第99話 研修開始

「――ついに今日からね、陽華」

「うん、明夜。ついに今日から研修が始まるね」

 8月1日午前8時45分。明夜と陽華は扇陣高校の前にいた。

 2人がなぜ夏休みであるのにも関わらず、こんな朝早くから他校の前にいるのかというと、それは今日からこの扇陣高校で、光導姫と守護者のための研修が開始されるからだ。

「期間は2週間。滅多な予定がない限りは、今年光導姫・守護者になった者は参加する事・・・・・・いったい、どんな事をやるのかな」

「さあ? そこら辺は風音さんとかに聞いてみても、上手くはぐらかされちゃったし。風音さんも教える側で研修に参加するからお楽しみって理由だったけど。それより、私は全国から集まった光導姫とか守護者の人の方が気になるわ。何だかんだ、同期の光導姫とか守護者に会った事ないもの」

「確かに・・・・・・・そうだね」

 緊張とワクワクが入り混じったような顔を浮かべる陽華に対し、明夜はいつも通りの見た目はクールな感じであった。

「さーて、私たちの同期はどんな人たちなのかしらね。愉快な人もいれば、ちょっとは苦手な部類の人もいるでしょうけど」

「あはは、そうだね。色々な人と友達になりたいし、ちゃんと強くもなりたい。・・・・・・・あの人の強さに、少しでも追いつくためにも」

 脳裏に黒衣の怪人――スプリガンの姿を思い浮かべる陽華。この研修を新たな糧として、陽華は、そして自分と同じ気持ちを抱いているであろう明夜も、スプリガンの強さに近づく。
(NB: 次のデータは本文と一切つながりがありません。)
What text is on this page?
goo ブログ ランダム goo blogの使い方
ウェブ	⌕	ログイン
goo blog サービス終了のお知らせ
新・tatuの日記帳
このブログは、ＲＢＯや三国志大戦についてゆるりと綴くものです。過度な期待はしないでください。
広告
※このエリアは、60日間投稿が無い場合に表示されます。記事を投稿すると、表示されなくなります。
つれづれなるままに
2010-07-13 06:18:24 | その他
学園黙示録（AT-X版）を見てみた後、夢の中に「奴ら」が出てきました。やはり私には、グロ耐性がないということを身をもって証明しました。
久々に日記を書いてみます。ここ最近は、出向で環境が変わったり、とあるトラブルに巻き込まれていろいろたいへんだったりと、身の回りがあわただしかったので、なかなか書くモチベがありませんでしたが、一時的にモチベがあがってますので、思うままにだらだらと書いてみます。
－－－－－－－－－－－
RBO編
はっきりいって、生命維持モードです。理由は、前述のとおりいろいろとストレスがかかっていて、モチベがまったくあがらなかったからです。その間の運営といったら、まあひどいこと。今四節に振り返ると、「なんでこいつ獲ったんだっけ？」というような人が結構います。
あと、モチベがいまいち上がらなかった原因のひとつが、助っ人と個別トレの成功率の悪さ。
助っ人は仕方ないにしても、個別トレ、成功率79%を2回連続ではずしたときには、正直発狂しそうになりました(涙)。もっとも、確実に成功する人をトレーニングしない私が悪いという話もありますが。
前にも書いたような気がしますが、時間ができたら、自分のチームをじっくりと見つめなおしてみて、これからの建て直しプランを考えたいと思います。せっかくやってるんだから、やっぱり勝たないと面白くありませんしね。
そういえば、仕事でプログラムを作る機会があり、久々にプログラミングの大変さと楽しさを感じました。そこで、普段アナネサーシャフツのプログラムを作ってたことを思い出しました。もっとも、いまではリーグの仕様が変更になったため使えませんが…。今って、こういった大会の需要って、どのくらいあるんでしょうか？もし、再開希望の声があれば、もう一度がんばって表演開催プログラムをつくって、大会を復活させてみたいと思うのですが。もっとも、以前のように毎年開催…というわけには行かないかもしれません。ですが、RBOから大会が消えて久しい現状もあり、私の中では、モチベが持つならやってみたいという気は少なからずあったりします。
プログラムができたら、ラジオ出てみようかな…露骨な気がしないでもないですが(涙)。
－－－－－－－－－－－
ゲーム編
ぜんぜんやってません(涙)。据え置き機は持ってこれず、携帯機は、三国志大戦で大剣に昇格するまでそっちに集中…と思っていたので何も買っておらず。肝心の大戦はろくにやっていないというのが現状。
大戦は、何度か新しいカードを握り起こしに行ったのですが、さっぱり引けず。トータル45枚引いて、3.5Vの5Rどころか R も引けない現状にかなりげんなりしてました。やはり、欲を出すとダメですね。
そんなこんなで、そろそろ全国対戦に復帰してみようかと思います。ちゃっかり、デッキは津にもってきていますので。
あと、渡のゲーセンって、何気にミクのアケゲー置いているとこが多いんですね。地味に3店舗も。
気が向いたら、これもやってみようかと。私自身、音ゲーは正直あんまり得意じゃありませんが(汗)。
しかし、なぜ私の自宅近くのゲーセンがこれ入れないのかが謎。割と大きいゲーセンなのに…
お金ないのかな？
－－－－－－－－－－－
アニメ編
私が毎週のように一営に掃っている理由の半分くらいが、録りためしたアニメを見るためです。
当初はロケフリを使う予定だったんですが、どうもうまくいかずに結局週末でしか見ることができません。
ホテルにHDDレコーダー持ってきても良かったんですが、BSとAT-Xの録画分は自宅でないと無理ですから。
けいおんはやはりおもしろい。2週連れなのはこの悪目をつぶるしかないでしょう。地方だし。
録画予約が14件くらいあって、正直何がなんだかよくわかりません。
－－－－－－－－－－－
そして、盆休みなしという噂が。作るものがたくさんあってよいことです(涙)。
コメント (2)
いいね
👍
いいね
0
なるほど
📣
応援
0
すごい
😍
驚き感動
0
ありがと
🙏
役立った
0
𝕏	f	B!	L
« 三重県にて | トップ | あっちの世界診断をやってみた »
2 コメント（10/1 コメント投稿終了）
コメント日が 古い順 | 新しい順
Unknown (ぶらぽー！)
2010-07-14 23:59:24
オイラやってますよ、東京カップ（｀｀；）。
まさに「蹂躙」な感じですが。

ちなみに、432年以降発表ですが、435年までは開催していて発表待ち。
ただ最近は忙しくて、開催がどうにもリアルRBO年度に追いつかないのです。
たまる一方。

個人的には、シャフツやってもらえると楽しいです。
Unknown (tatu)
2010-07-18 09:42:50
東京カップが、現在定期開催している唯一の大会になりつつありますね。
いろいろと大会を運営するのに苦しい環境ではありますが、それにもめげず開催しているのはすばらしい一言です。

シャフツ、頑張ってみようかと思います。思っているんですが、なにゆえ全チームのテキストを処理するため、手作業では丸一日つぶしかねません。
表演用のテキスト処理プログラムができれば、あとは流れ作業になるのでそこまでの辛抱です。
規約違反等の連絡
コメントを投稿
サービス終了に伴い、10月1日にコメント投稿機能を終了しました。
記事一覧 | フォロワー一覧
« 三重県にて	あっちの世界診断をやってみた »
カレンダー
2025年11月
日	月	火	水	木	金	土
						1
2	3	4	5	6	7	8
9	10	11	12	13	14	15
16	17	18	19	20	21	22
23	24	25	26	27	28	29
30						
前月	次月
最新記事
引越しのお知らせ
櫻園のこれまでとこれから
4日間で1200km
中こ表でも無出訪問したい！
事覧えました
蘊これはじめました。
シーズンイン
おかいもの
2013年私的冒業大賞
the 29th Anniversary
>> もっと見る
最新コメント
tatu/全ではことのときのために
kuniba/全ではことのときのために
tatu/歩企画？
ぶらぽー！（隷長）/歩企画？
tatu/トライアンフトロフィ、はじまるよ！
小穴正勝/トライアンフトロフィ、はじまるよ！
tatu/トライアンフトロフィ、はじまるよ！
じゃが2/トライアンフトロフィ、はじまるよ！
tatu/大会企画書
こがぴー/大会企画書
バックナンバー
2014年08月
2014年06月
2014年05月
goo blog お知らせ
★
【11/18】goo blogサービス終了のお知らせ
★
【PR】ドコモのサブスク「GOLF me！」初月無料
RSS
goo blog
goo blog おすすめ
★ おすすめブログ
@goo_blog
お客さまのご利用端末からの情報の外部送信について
それが、陽華と明夜のこの研修に参加する最大の目的だ。

「ええ、やったりましょう。じゃあ行きましょうか陽華」

「うん! えへへ、何だかドキドキするなー!」

 2人は研修に参加するべく、扇陣高校の門を潜った。












 事前に陽華と明夜の元に届いた扇陣高校のパンフレットを模した研修連絡書には、午前9時に扇陣高校の2階の会議室に集合するようにと書かれていた。陽華と明夜は校内に置かれていた案内札の指示に従い、2階の会議室へと辿り着いた。

「失礼しまーす・・・・・・・」

「右に同じくー・・・・・・・」

 陽華と明夜が会議室の扉を開ける。すると、そこには30人程の少年少女がバラバラにそこらに座っていた。

「うわー、けっこう多い・・・・・大体高校の1クラスくらいの人数って感じだね」

「そうね。というか、けっこう年にバラつきがあるような感じもするわ。まあ、今年光導姫と守護者になった人が研修の対象らしいから、そこらはそういうものなのね」

 2人は空いている適当な席に着きながら、そんな事を話し合う。ちなみに、この会議室にいる少年少女の殆どはジャージ姿だった。そしてそれは、陽華と明夜も同じだ。その理由は、研修連絡書に「研修に参加する者は、動きやすい服装での参加をお願いします」と書かれていたからだろう。学生にとって、動きやすい服装といえば体操着でもあるジャージだ。

 2人が席について2分ほどすると、会議室前方の壇上に1人の女性が姿を現した。パッとみた感じ、落ち着きのある上品な女性というイメージだ。歳の頃は、40くらいだろうか。

「――皆さん、おはようございます。本日は当校に来ていただき、また研修に参加してもらいありがとうございます。私は扇陣高校の校長の、神崎孝子かんざきたかこと申します。以後、お見知りおきを」

 黒色のドレススーツに身を包んだその女性――神崎孝子は口元を緩めて軽くお辞儀をした。

「では、早速本題に入らせて頂きます。拙速と思われるかもしれませんが、歳の離れた人物の長い前置きほど退屈なものはないでしょうから」

 孝子は一言そう前置きすると、言葉通り早速本題に入った。

「ここに居られる皆さんは、当校に所属していない、かつ今年に光導姫・守護者になられた方々です。そういった方々には、毎年この時期に研修を受けていただく事になっています。その理由は、皆さんに強くなっていただくため。そして・・・・・・・皆さんの命を保持する確率を高めるためです」

「「っ・・・・・・・・・!」」

 孝子のその言葉を聞いた会議室にいる少年少女たちの空気が、明確に引き締まった。もちろん、陽華と明夜もその表情を半ば無意識に引き締めた。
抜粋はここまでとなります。